The main way in which no-body cases are made are through what DiBiase calls the three legs of a stool.

The first leg, he said, is some type of forensic evidence such as DNA or blood.

“It can also be trace evidence. It can be hair or fiber, maybe fingerprints. Some type of scientific evidence is leg No. 1,” DiBiase said.

Leg No. 2 is a confession to friends or family. And leg No. 3 is a confession to police.

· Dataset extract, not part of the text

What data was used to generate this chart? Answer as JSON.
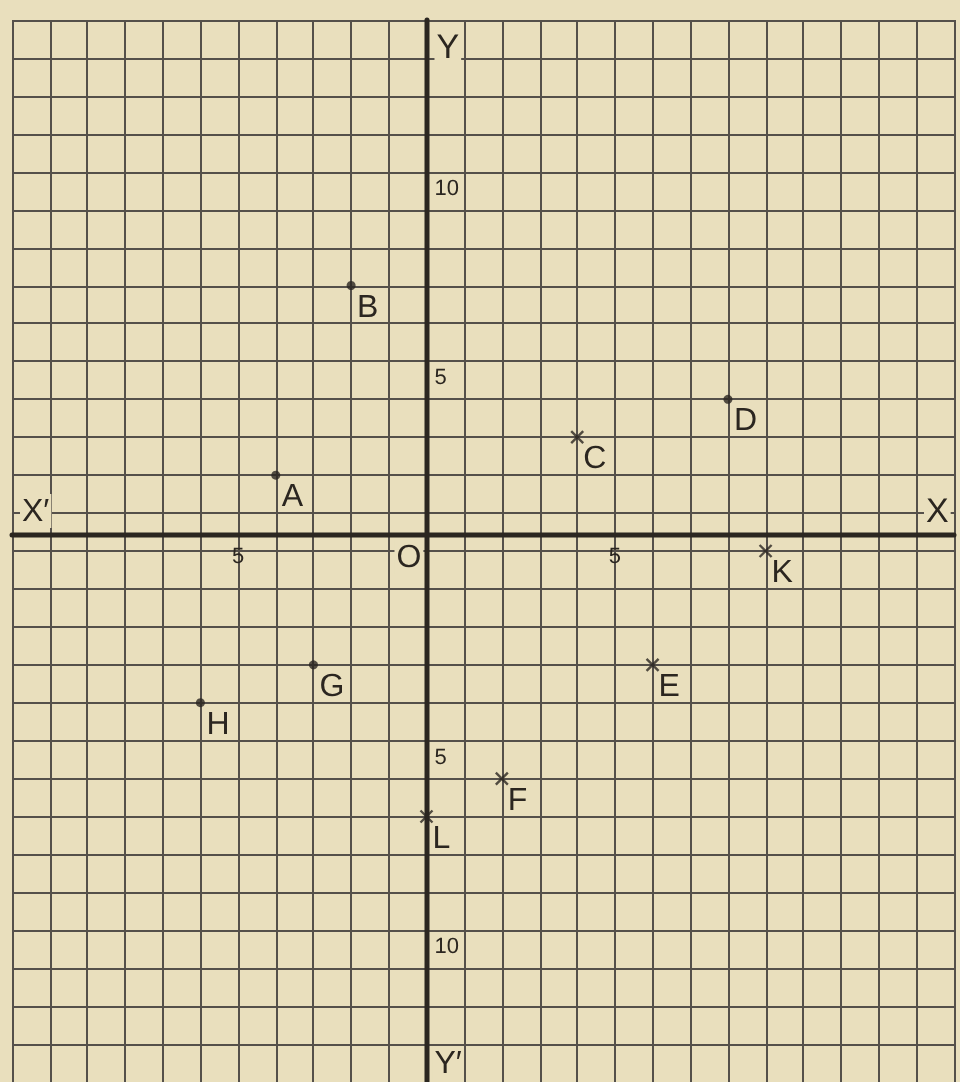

“Most no-body cases are made with that kind of evidence,” DiBiase said. “Some only have one leg. The case I tried had all three. And some have none of them and those are the toughest cases. You generally don’t have eyewitnesses. They’re not filmed or anything or that type of stuff. You generally have one of those types of things.”
I think they’ve essentially got “two legs of the stool” here.

Forensic and digital evidence.

Statements and corroborating information (of this account) from a third party.

I hope the DA hits him hard with this proverbial stool.